Lead By Example
I think it’s a pretty safe bet that most of us in our working lives has had one of those bosses who sits back and doesn’t do any of the work themselves. They sit in their office playing on their phones, or otherwise doing anything else but working, while everybody else gets things done. Every so often they’ll poke their head out of their little hidey-hole to issue commands (which is about how it feels to the rest of the staff), or stick their nose into what someone else is doing. Micromanaging when it suits them, but otherwise, not doing very much at all but being present, collecting a paycheck, and otherwise being monumentally lazy. If you’ve been really unlikely, they might even be the type of person to turn around and take credit for all of your hard work, when they did absolutely nothing to contribute. They’re a backseat driver. An armchair quarterback. A terrible, terrible leader.
This is not the type of leader that you, as the owner of your business, should be. I bet if you all think back to the point in your lives where you had this kind of boss, you’ll notice something. You don’t like them very much. You resent them for kicking back and doing nothing while you do all the hard work and they reap the benefits. Is this the kind of opinion you want your team to have of you? Of course not.
So don’t be that guy.
Instead, you should make it a point to lead by example. You should always be right there in the trenches with your sleeves rolled up, working just as hard as the rest of your team. In fact, work harder! Your team will notice this and appreciate you for it. Seeing how hard you’re working, will in turn motivate them to work harder. Be the gold standard to which the rest of your team should try and hold themselves to. Be the first one to work, the last one to leave, and never, ever, screw around when there’s work to be done. That doesn’t mean you’re not entitled to breaks. Of course you are. You are, after all, the boss. But if you’re taking a break to go and do other things, maybe it’s a good time to let your team have a little time off to pursue their personal interests too. If you’ve chosen well, chances are many of them will prefer to just keep working. But the offer will be appreciated and their opinion of you will be all the greater for it.
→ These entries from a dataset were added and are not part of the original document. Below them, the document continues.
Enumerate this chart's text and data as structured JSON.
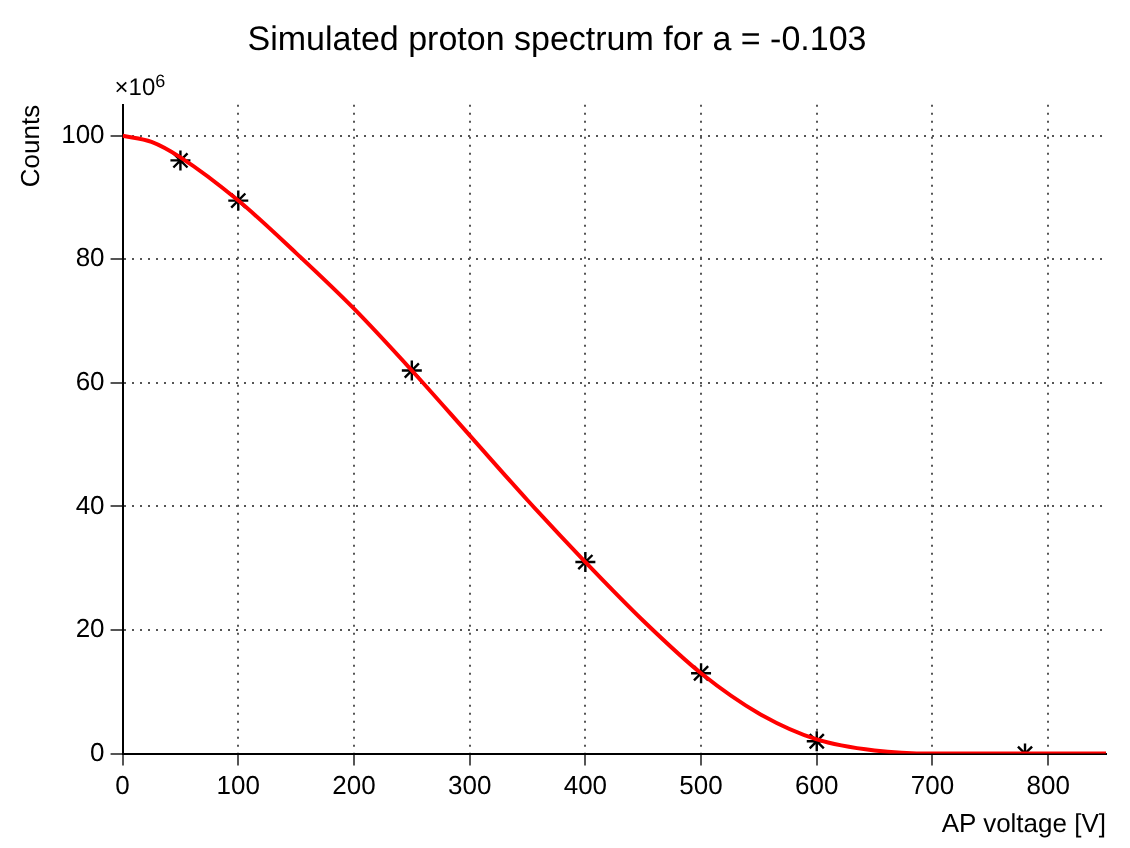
{
  "chart_data": {
    "type": "line",
    "title": "Simulated proton spectrum for a = -0.103",
    "xlabel": "AP voltage [V]",
    "ylabel": "Counts",
    "annotations": [
      "×10$^{6}$"
    ],
    "series": [
      {
        "color": "#ff0000",
        "marker": "none",
        "x": [
          0,
          25,
          50,
          100,
          150,
          200,
          250,
          300,
          350,
          400,
          450,
          500,
          550,
          600,
          650,
          700,
          850
        ],
        "values": [
          100,
          99,
          96.5,
          89.5,
          81,
          72,
          62,
          51.5,
          41,
          31,
          21.5,
          13,
          6.5,
          2.3,
          0.5,
          0,
          0
        ]
      },
      {
        "type": "scatter",
        "color": "#000000",
        "marker": "cross",
        "x": [
          50,
          100,
          250,
          400,
          500,
          600,
          780
        ],
        "values": [
          96,
          89.5,
          62,
          31,
          13,
          2,
          0
        ]
      }
    ],
    "xlim": [
      0,
      850
    ],
    "xticks": [
      0,
      100,
      200,
      300,
      400,
      500,
      600,
      700,
      800
    ],
    "ylim": [
      0,
      105
    ],
    "yticks": [
      0,
      20,
      40,
      60,
      80,
      100
    ],
    "grid": true,
    "legend": false
  }
}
Another point to keep in mind, is to never ask anything of your team that you aren’t completely willing to do yourself. Now bear in mind, there is a difference between willing and able. But demonstrating a willingness to perform all of the tasks you’re assigning to your team will bump up their opinion of you even more.
Some of you are probably asking yourselves, well why does any of this matter? You’re here to make money, not friends. Well think back to your own previous experiences with bosses who chose not to lead by example. You know, the ones you didn’t like very much? The ones you resented? That resentment and dislike is detrimental to morale amongst your team. And keeping morale high is of the utmost importance. There’s an old saying, “a happy worker is a hard worker.” Sure, there are many people who will work their tails off whether they have a high opinion of your leadership skills or not, but why tempt fate? Another old saying goes, “If you play with fire, eventually you’re going to get burned.”
Keeping your team morale high and everyone motivated drastically improves your chances of everyone meeting their shared goal, maximum Personal Independent Earnings. Showing your team that you’re ready, willing, and able to get your hands just as dirty as they are is just one of many ways that you can accomplish this.